Het SCvV-verslag presenteert vooruitzichten tot 2070, en dus geen voorspellingen. Voorspellingen pogen de best mogelijke raming te geven van een nabije toekomst (een jaar, of zelfs twee jaar). Vooruitzichten die worden opgesteld over een langere periode, berusten onvermijdelijk op hypothesen en gaan uit van een constant beleid. Vooruitzichten beweren niet ‘het’ exacte cijfer te geven voor een gegeven horizon, maar vormen een besluitvormingsinstrument waarmee het debat kan worden gevoerd.

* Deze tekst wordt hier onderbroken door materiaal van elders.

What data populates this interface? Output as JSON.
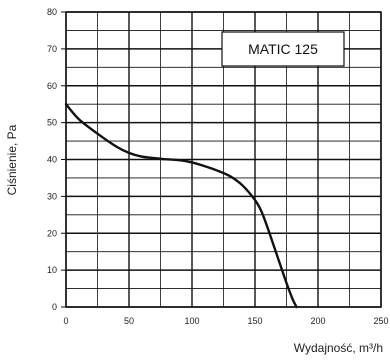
{
  "chart_data": {
    "type": "line",
    "xlabel": "Wydajność, m³/h",
    "ylabel": "Ciśnienie, Pa",
    "xlim": [
      0,
      250
    ],
    "ylim": [
      0,
      80
    ],
    "x_ticks": [
      "0",
      "50",
      "100",
      "150",
      "200",
      "250"
    ],
    "y_ticks": [
      "0",
      "10",
      "20",
      "30",
      "40",
      "50",
      "60",
      "70",
      "80"
    ],
    "grid": true,
    "legend_placement": "top-right",
    "series": [
      {
        "name": "MATIC 125",
        "color": "#111111",
        "points": [
          [
            0,
            55
          ],
          [
            10,
            51
          ],
          [
            25,
            47
          ],
          [
            40,
            43.5
          ],
          [
            50,
            41.8
          ],
          [
            60,
            40.8
          ],
          [
            75,
            40.2
          ],
          [
            90,
            39.8
          ],
          [
            100,
            39.2
          ],
          [
            110,
            38.2
          ],
          [
            120,
            37
          ],
          [
            130,
            35.5
          ],
          [
            140,
            33
          ],
          [
            150,
            29
          ],
          [
            155,
            26
          ],
          [
            160,
            21.5
          ],
          [
            165,
            16.5
          ],
          [
            170,
            11.5
          ],
          [
            175,
            6.5
          ],
          [
            180,
            2
          ],
          [
            183,
            0
          ]
        ]
      }
    ]
  }
}
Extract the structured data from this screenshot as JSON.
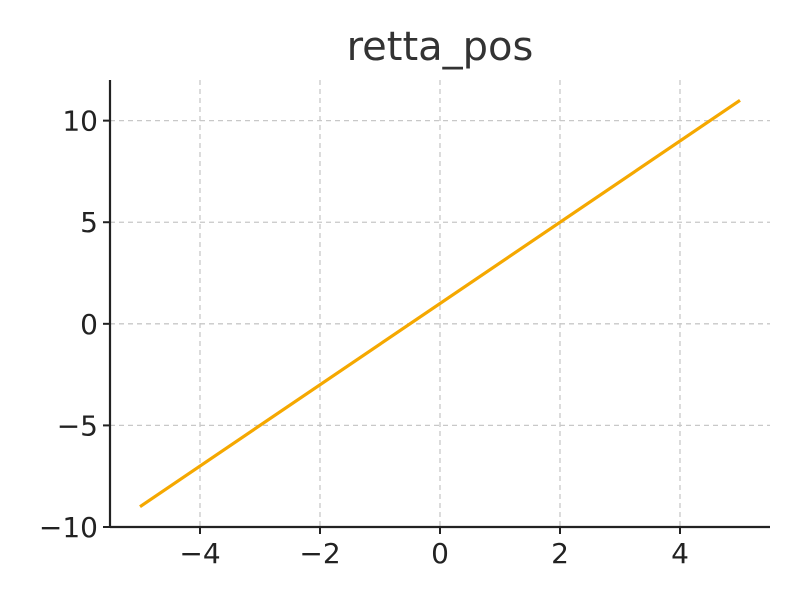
{
  "chart_data": {
    "type": "line",
    "title": "retta_pos",
    "xlabel": "",
    "ylabel": "",
    "x_ticks": [
      -4,
      -2,
      0,
      2,
      4
    ],
    "y_ticks": [
      -10,
      -5,
      0,
      5,
      10
    ],
    "x_tick_labels": [
      "−4",
      "−2",
      "0",
      "2",
      "4"
    ],
    "y_tick_labels": [
      "−10",
      "−5",
      "0",
      "5",
      "10"
    ],
    "xlim": [
      -5.5,
      5.5
    ],
    "ylim": [
      -10,
      12
    ],
    "grid": true,
    "series": [
      {
        "color": "#f5a800",
        "x": [
          -5,
          5
        ],
        "y": [
          -9,
          11
        ]
      }
    ]
  }
}
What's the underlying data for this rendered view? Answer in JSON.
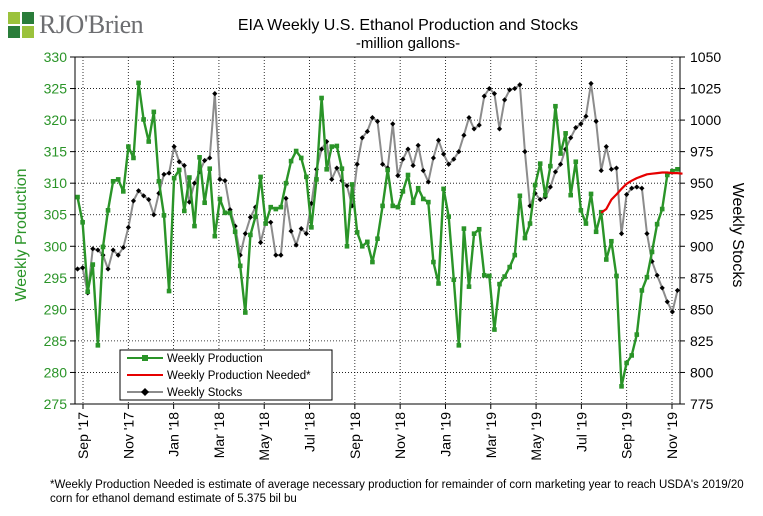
{
  "brand": {
    "name": "RJO'Brien"
  },
  "footnote": "*Weekly Production Needed is estimate of average necessary production for remainder of corn marketing year to reach USDA's 2019/20 corn for ethanol demand estimate of 5.375 bil bu",
  "chart_data": {
    "type": "line",
    "title": "EIA Weekly U.S. Ethanol Production and Stocks",
    "subtitle": "-million gallons-",
    "ylabel": "Weekly Production",
    "y2label": "Weekly Stocks",
    "ylim": [
      275,
      330
    ],
    "yticks": [
      275,
      280,
      285,
      290,
      295,
      300,
      305,
      310,
      315,
      320,
      325,
      330
    ],
    "y2lim": [
      775,
      1050
    ],
    "y2ticks": [
      775,
      800,
      825,
      850,
      875,
      900,
      925,
      950,
      975,
      1000,
      1025,
      1050
    ],
    "xlabels": [
      "Sep '17",
      "Nov '17",
      "Jan '18",
      "Mar '18",
      "May '18",
      "Jul '18",
      "Sep '18",
      "Nov '18",
      "Jan '19",
      "Mar '19",
      "May '19",
      "Jul '19",
      "Sep '19",
      "Nov '19"
    ],
    "week_count": 119,
    "grid": true,
    "legend_position": "bottom-left",
    "colors": {
      "production": "#2a9428",
      "needed": "#e60000",
      "stocks": "#8c8c8c",
      "title_axis_green": "#2a9428"
    },
    "series": [
      {
        "name": "Weekly Production",
        "axis": "left",
        "values": [
          307.8,
          303.8,
          292.8,
          297.1,
          284.3,
          299.9,
          305.7,
          310.3,
          310.6,
          308.7,
          315.8,
          314.0,
          325.9,
          320.1,
          316.6,
          321.3,
          310.3,
          304.9,
          292.9,
          310.8,
          312.1,
          305.6,
          310.9,
          303.2,
          314.1,
          306.9,
          312.3,
          301.6,
          307.5,
          305.3,
          305.3,
          302.3,
          296.9,
          289.5,
          301.8,
          304.7,
          311.0,
          303.6,
          306.2,
          305.9,
          306.2,
          310.0,
          313.5,
          315.1,
          314.0,
          311.0,
          303.0,
          310.6,
          323.5,
          312.2,
          315.8,
          315.9,
          312.3,
          300.0,
          309.8,
          302.2,
          300.0,
          300.7,
          297.5,
          301.2,
          306.4,
          312.1,
          306.4,
          306.2,
          308.7,
          311.3,
          306.9,
          309.2,
          307.5,
          307.0,
          297.5,
          294.1,
          309.1,
          304.7,
          294.7,
          284.3,
          302.8,
          293.6,
          302.0,
          302.7,
          295.4,
          295.3,
          286.8,
          294.0,
          295.2,
          296.7,
          298.6,
          308.0,
          301.3,
          303.6,
          309.7,
          313.1,
          308.1,
          312.7,
          322.2,
          314.7,
          317.9,
          308.1,
          313.4,
          305.7,
          303.6,
          308.3,
          302.3,
          305.4,
          297.9,
          300.8,
          295.3,
          277.8,
          281.5,
          282.7,
          286.0,
          293.0,
          295.1,
          299.1,
          303.5,
          305.9,
          311.3,
          311.9,
          312.2
        ]
      },
      {
        "name": "Weekly Production Needed*",
        "axis": "left",
        "start_index": 103,
        "values": [
          305.3,
          305.9,
          307.4,
          308.2,
          309.1,
          309.9,
          310.4,
          310.8,
          311.1,
          311.4,
          311.5,
          311.6,
          311.7,
          311.7,
          311.6,
          311.6,
          311.5
        ]
      },
      {
        "name": "Weekly Stocks",
        "axis": "right",
        "values": [
          882,
          883,
          863,
          898,
          897,
          893,
          882,
          897,
          893,
          899,
          915,
          936,
          944,
          940,
          937,
          925,
          942,
          957,
          958,
          979,
          967,
          964,
          935,
          950,
          959,
          968,
          970,
          1021,
          953,
          952,
          929,
          916,
          893,
          910,
          923,
          931,
          903,
          919,
          919,
          893,
          893,
          938,
          912,
          901,
          914,
          910,
          934,
          961,
          977,
          983,
          953,
          962,
          952,
          948,
          932,
          965,
          986,
          991,
          1002,
          999,
          965,
          962,
          997,
          956,
          969,
          977,
          964,
          980,
          960,
          951,
          970,
          984,
          973,
          965,
          969,
          975,
          988,
          1002,
          993,
          996,
          1019,
          1025,
          1021,
          993,
          1016,
          1024,
          1025,
          1028,
          975,
          932,
          942,
          937,
          939,
          947,
          959,
          965,
          977,
          986,
          994,
          997,
          1003,
          1029,
          999,
          960,
          979,
          961,
          962,
          910,
          941,
          946,
          947,
          946,
          910,
          888,
          877,
          867,
          856,
          848,
          865
        ]
      }
    ]
  }
}
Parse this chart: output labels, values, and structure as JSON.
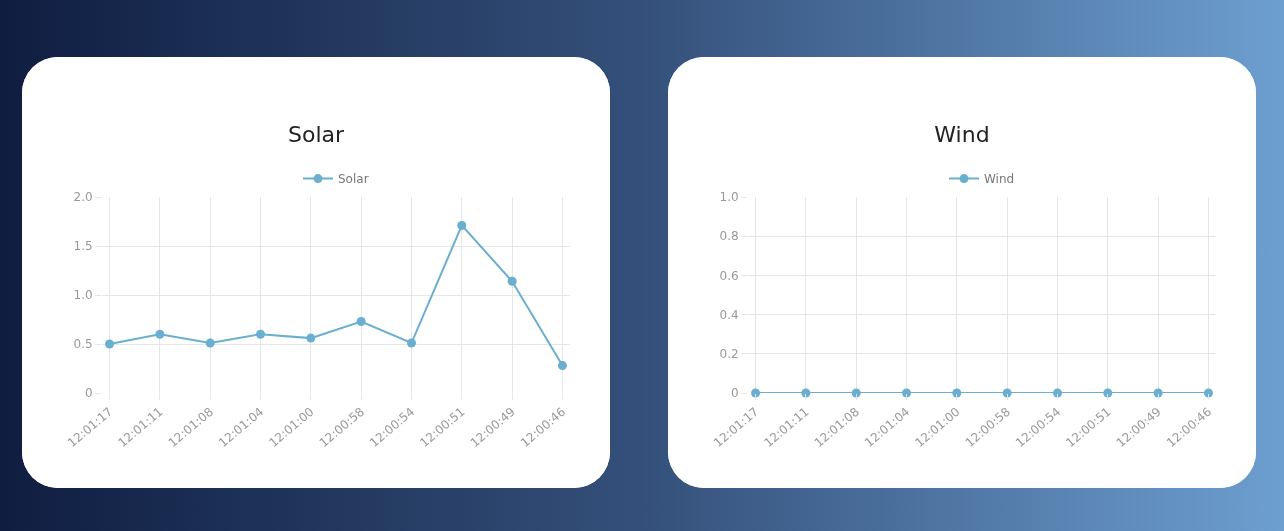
{
  "chart_data": [
    {
      "type": "line",
      "title": "Solar",
      "categories": [
        "12:01:17",
        "12:01:11",
        "12:01:08",
        "12:01:04",
        "12:01:00",
        "12:00:58",
        "12:00:54",
        "12:00:51",
        "12:00:49",
        "12:00:46"
      ],
      "series": [
        {
          "name": "Solar",
          "color": "#6aaed0",
          "values": [
            0.5,
            0.6,
            0.51,
            0.6,
            0.56,
            0.73,
            0.51,
            1.71,
            1.14,
            0.28
          ]
        }
      ],
      "ylim": [
        0,
        2
      ],
      "yticks": [
        0,
        {
          "value": 0.5,
          "label": "0.5"
        },
        {
          "value": 1,
          "label": "1.0"
        },
        {
          "value": 1.5,
          "label": "1.5"
        },
        {
          "value": 2,
          "label": "2.0"
        }
      ],
      "grid": true,
      "legend": "top",
      "marker": "circle",
      "line_style": "solid"
    },
    {
      "type": "line",
      "title": "Wind",
      "categories": [
        "12:01:17",
        "12:01:11",
        "12:01:08",
        "12:01:04",
        "12:01:00",
        "12:00:58",
        "12:00:54",
        "12:00:51",
        "12:00:49",
        "12:00:46"
      ],
      "series": [
        {
          "name": "Wind",
          "color": "#6aaed0",
          "values": [
            0,
            0,
            0,
            0,
            0,
            0,
            0,
            0,
            0,
            0
          ]
        }
      ],
      "ylim": [
        0,
        1
      ],
      "yticks": [
        0,
        {
          "value": 0.2,
          "label": "0.2"
        },
        {
          "value": 0.4,
          "label": "0.4"
        },
        {
          "value": 0.6,
          "label": "0.6"
        },
        {
          "value": 0.8,
          "label": "0.8"
        },
        {
          "value": 1,
          "label": "1.0"
        }
      ],
      "grid": true,
      "legend": "top",
      "marker": "circle",
      "line_style": "solid"
    }
  ]
}
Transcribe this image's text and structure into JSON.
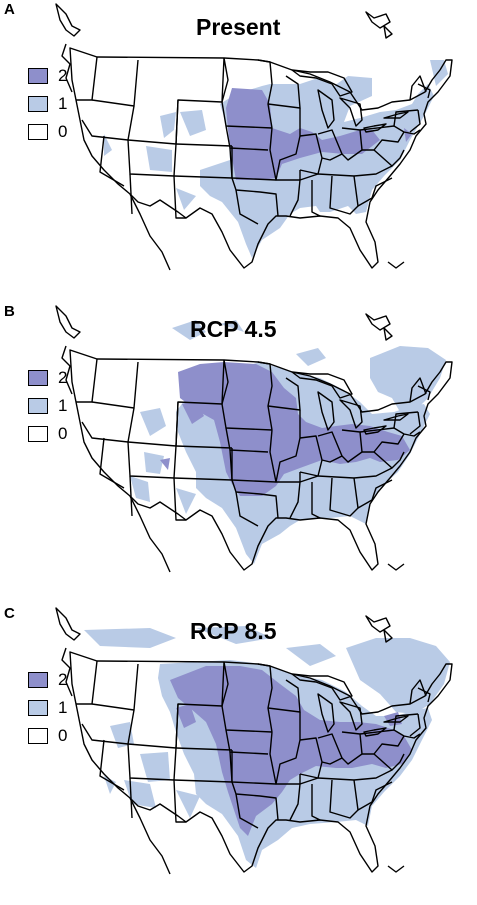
{
  "panels": [
    {
      "letter": "A",
      "title": "Present"
    },
    {
      "letter": "B",
      "title": "RCP 4.5"
    },
    {
      "letter": "C",
      "title": "RCP 8.5"
    }
  ],
  "legend": {
    "items": [
      {
        "label": "2",
        "color": "#8e8fcb"
      },
      {
        "label": "1",
        "color": "#b9cbe6"
      },
      {
        "label": "0",
        "color": "#ffffff"
      }
    ]
  },
  "colors": {
    "level_2": "#8e8fcb",
    "level_1": "#b9cbe6",
    "level_0": "#ffffff",
    "lines": "#000000"
  }
}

Op basis van de hypothesen van het referentiescenario stijgen de sociale overheidsuitgaven van 25,7% van het bbp in 2022 tot 29,9% van het bbp in 2070. De budgettaire kosten van de vergrijzing bedragen dus 4,2 procentpunt van het bbp tussen 2022 en 2070.
Tussen 2022 en 2050 bedragen de budgettaire kosten van de vergrijzing 4,4 procentpunt van het bbp als gevolg van de uitgaven voor pensioenen en gezondheidszorg, die in deze periode aanzienlijk toenemen. Daartegenover staat dat de uitgaven voor werkloosheid en kinderbijslag verminderen. De verhouding van de sociale uitgaven tot het bbp vermindert vervolgens licht tussen 2050 en 2070 door de dalende uitgaven voor arbeidsongeschiktheid, werkloosheid, kinderbijslag en andere sociale uitgaven. Deze vermindering is het gevolg van de gedeeltelijke welvaartsaanpassing van de uitkeringen, en meer in het bijzonder van de forfaitaire uitkeringen en de minima die een jaarlijkse reële aanpassing krijgen van 1% terwijl het gemiddeld loon (of de productiviteit) in deze periode jaarlijks met 1,5% stijgt.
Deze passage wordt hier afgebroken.